Inhibition of the miR-130a target DDX6 in hypoxia phenocopies the effects of miR-130a overexpression (A) Interactome generated by Cytoscape-Genemania between miRNA-130a target genes associated with negative regulation of angiogenesis and the VEGFR2/STAT3/HIF1α axis. Triangles highlight miR-130a targets with a direct association with the pathway while circles highlight the ones that need an intermediary node. Edge color indicates type of association as follows: purple for co-expression, blue for colocalization, green for genetic interactions, light blue for pathway, pink for physical interactions, orange for predicted interaction, and brown for shared protein domains. (B) Western blot for DDX6 protein expression in ECFCs under hypoxia, treated with miR-130a mimic or miR-130 LNA. ImageJ-based densitometry of bands is depicted in relation to β-actin. ∗p < 0.05 (Paired t test). See also Figure S9. (C) qRT-PCR assessment of gene expression, comparing DDX6-siRNA transfected ECFCs with control-siRNA transfected cells, after 48 h in hypoxia. Data are shown as dot plots with standard error of the mean. ∗∗∗p < 0.001 (ANOVA). (D) Quantification of number of colonies in the clonogenic assay under hypoxic conditions comparing DDX6-siRNA transfected ECFCs with control-siRNA transfected cells. Data are shown as boxplots. ∗∗∗p < 0.001 (Student’s t test). (E) Western blot analysis of HIF1α and VEGFR2 expression in ECFCs with silenced DDX6. ∗p < 0.05 (Paired t test). See also Figure S10. (F) Quantification of number of colonies in the clonogenic assay under hypoxic conditions comparing VEGFR2-siRNA transfected ECFCs with control-siRNA transfected cells. Data shown as boxplots. ∗∗∗p < 0.001 (Student’s t test). Representative images are shown. (G) Western blot analysis of HIF1α expression in ECFCs with silenced VEGFR2. ***p < 0.001; **p < 0.01 (ANOVA). See also Figure S11.

Figure 6

miR-130a enhances ECFCs angiogenic and vasoreparative function in ex vivo and in vivo models (A) Micrographs of ex vivo choroidal explants co-cultured with control or miR-130a overexpressing ECFCs quantified for sprouting angiogenesis at day 5. Scale bar, 500 μm. (B) Representative images of Matrigel implant sections stained with H&E. ECFCs transfected with miR-130a mimics or scrambled mimic controls were mixed with Matrigel and injected subcutaneously into nude mice. Matrigel plugs were retrieved 10 days after subcutaneous implantation for H&E staining.
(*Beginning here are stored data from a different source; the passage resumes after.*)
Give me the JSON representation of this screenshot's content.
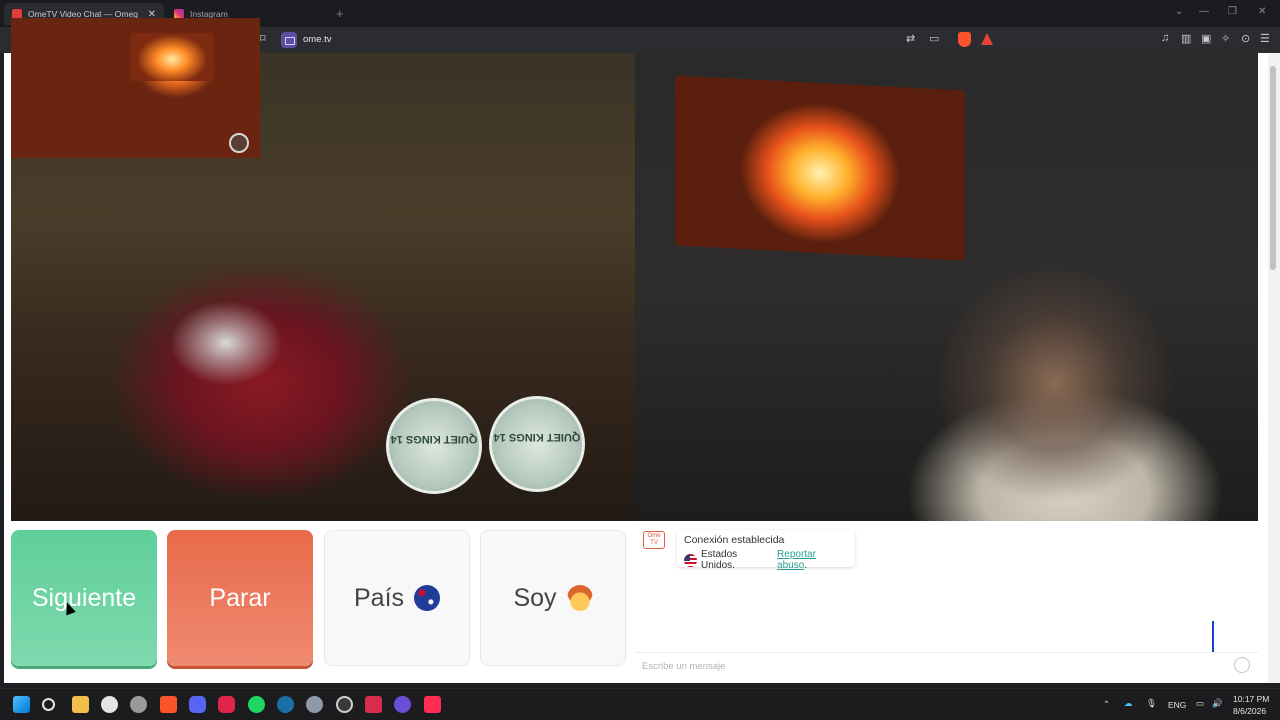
{
  "browser": {
    "tabs": [
      {
        "title": "OmeTV Video Chat — Omeg",
        "active": true
      },
      {
        "title": "Instagram",
        "active": false
      }
    ],
    "new_tab": "+",
    "url": "ome.tv"
  },
  "controls": {
    "next_label": "Siguiente",
    "stop_label": "Parar",
    "country_label": "País",
    "gender_label": "Soy"
  },
  "chat": {
    "logo_text": "Ome TV",
    "status": "Conexión establecida",
    "country": "Estados Unidos.",
    "report_link": "Reportar abuso",
    "report_suffix": ".",
    "input_placeholder": "Escribe un mensaje"
  },
  "video_left": {
    "tin_label": "QUIET KINGS 14"
  },
  "taskbar": {
    "language": "ENG",
    "time": "10:17 PM",
    "date": "8/6/2026"
  },
  "colors": {
    "next": "#5fcf9a",
    "stop": "#e96a4b",
    "link": "#2a9d8f"
  },
  "icons": [
    "windows-start-icon",
    "search-icon",
    "file-explorer-icon",
    "xbox-icon",
    "brave-icon",
    "discord-icon",
    "spotify-icon",
    "steam-icon",
    "settings-icon",
    "obs-icon",
    "tiktok-icon"
  ]
}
Quantification of the number of perfused vessels per mm². (C) Immunohistochemistry of Matrigel implants with an antibody against CD31 to identify vasculature. (D) Representative images of flat-mounted retinas from the OIR model where ECFCs transfected with miR-130a or control mimics were delivered intravitreally at postnatal day 12 (P12; at the outset of central retinal ischemia). Retinas were sampled at P14, stained with isolectin to identify the retinal vasculature, and imaged for quantification of ischemic areas in the central retina. Data in (A)–(D) are presented as boxplots. ∗∗∗p < 0.001; ∗p < 0.05 (Student’s t test).

Figure 7

miR-130a regulates pro-angiogenic signals in ECFCs Schematic representation of the working model for miR-130a activation and function, under hypoxia, by modulating the VEGFR2/STAT3 and the DDX6/HIF1α molecular pathways to enhance ECFCs vasoreparative properties.